The controversy comes as the Trump administration considers rolling back fuel-economy standards, a pet policy goal of the auto industry and a move that could eventually boost sales of GM's highly profitable pickup trucks and large sport-utility vehicles. Ms. Barra is the lone high-profile auto executive serving on the president's business panels.
There is "no change" to Ms. Barra's status as a member of Mr. Trump's Strategic and Policy Forum, a company spokesman said Tuesday evening. Earlier in the day, three more members of the president's manufacturing advisory council said they would resign in the wake of Mr. Trump's response to violent weekend clashes in Charlottesville, Va. between white supremacists and counterprotesters.
Ms.

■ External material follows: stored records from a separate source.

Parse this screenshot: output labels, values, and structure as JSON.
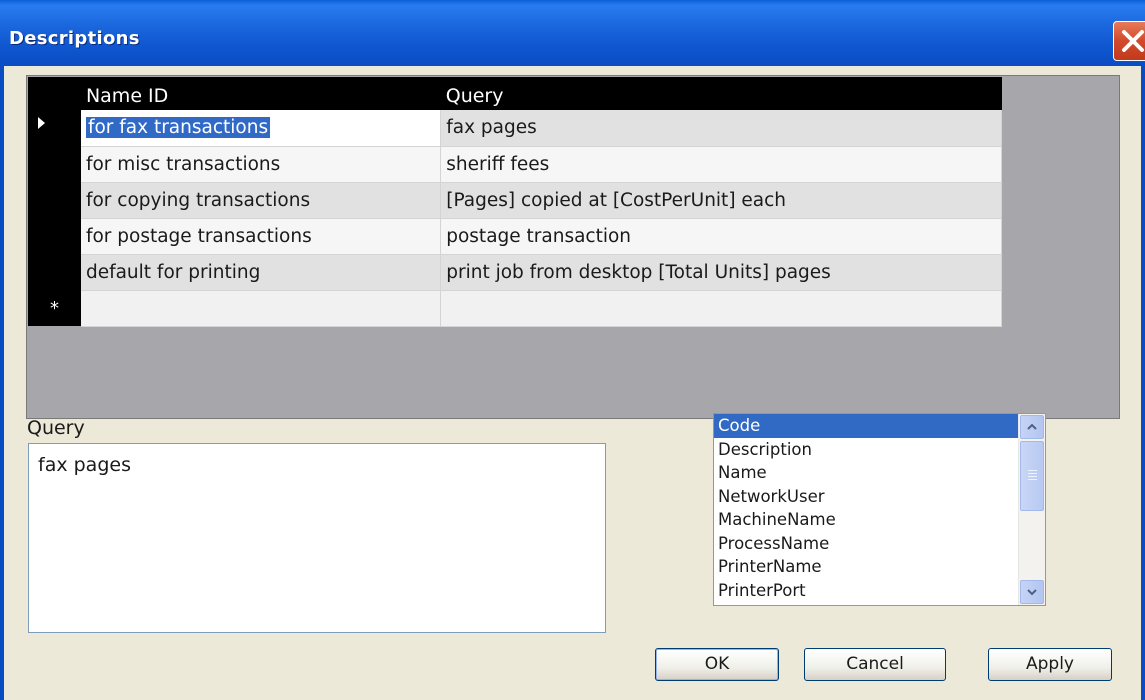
{
  "window": {
    "title": "Descriptions"
  },
  "grid": {
    "columns": [
      "Name ID",
      "Query"
    ],
    "rows": [
      {
        "name_id": "for fax transactions",
        "query": "fax pages"
      },
      {
        "name_id": "for misc transactions",
        "query": "sheriff fees"
      },
      {
        "name_id": "for copying transactions",
        "query": "[Pages] copied at [CostPerUnit] each"
      },
      {
        "name_id": "for postage transactions",
        "query": "postage transaction"
      },
      {
        "name_id": "default for printing",
        "query": "print job from desktop [Total Units] pages"
      }
    ],
    "new_row_marker": "*",
    "current_row_marker": "▸"
  },
  "query_panel": {
    "label": "Query",
    "value": "fax pages"
  },
  "field_list": {
    "items": [
      "Code",
      "Description",
      "Name",
      "NetworkUser",
      "MachineName",
      "ProcessName",
      "PrinterName",
      "PrinterPort"
    ],
    "selected": "Code"
  },
  "buttons": {
    "ok": "OK",
    "cancel": "Cancel",
    "apply": "Apply"
  },
  "colors": {
    "title_bar": "#0f57d0",
    "selection": "#316ac5",
    "grid_header": "#000000",
    "window_bg": "#ece9d8"
  }
}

Barra has said she believes it is important to be at the table to offer context and input as the Trump administration weighs fuel-efficiency standards and other decisions that could affect the auto industry, including tax reform and trade policy.
Mr. Trump visited Michigan in March to announce a formal review of tougher fuel-economy standards put in place by the Obama administration. Analysts believe the move was a prelude to eventually relaxing regulations set to tighten starting in 2021.
"The assault on the American auto industry is over," Mr. Trump told a crowd of auto factory workers during the visit.
GM and other auto makers have urged the Trump administration to ease the Obama-era regulations, which call for auto makers to sell vehicles that average 54.5 miles per gallon, or about 40 mpg in real-world driving, by 2025. The industry has warned that meeting the target would cost $200 billion and threaten jobs.
"For her, in particular, it's a tough spot," said Dan Hill, CEO of Hill Impact, a crisis communications firm. Ms. Barra must weigh the risk of drawing Mr. Trump's ire by leaving the council against potential fallout on GM or its brands from a consumer backlash against CEOs who won't speak out, he said.
Stephen Wade, a Utah car dealer and former chairman of the National Automobile Dealers Association, said Ms. Barra must consider more than her own views in weighing whether to stay on.
"It could be that she believes it's far more effective for GM and its shareholders if she hangs in there," he said.
Two other big-name auto executives have exited Mr. Trump's advisory councils in recent months. Elon Musk, chief executive of electric-vehicle maker Tesla Inc., quit two panels in June following the president's withdrawal from the Paris climate accord. Former Ford Motor Co. chief executive Mark Fields stepped down from Mr. Trump's manufacturing council after his ouster from the auto maker in May.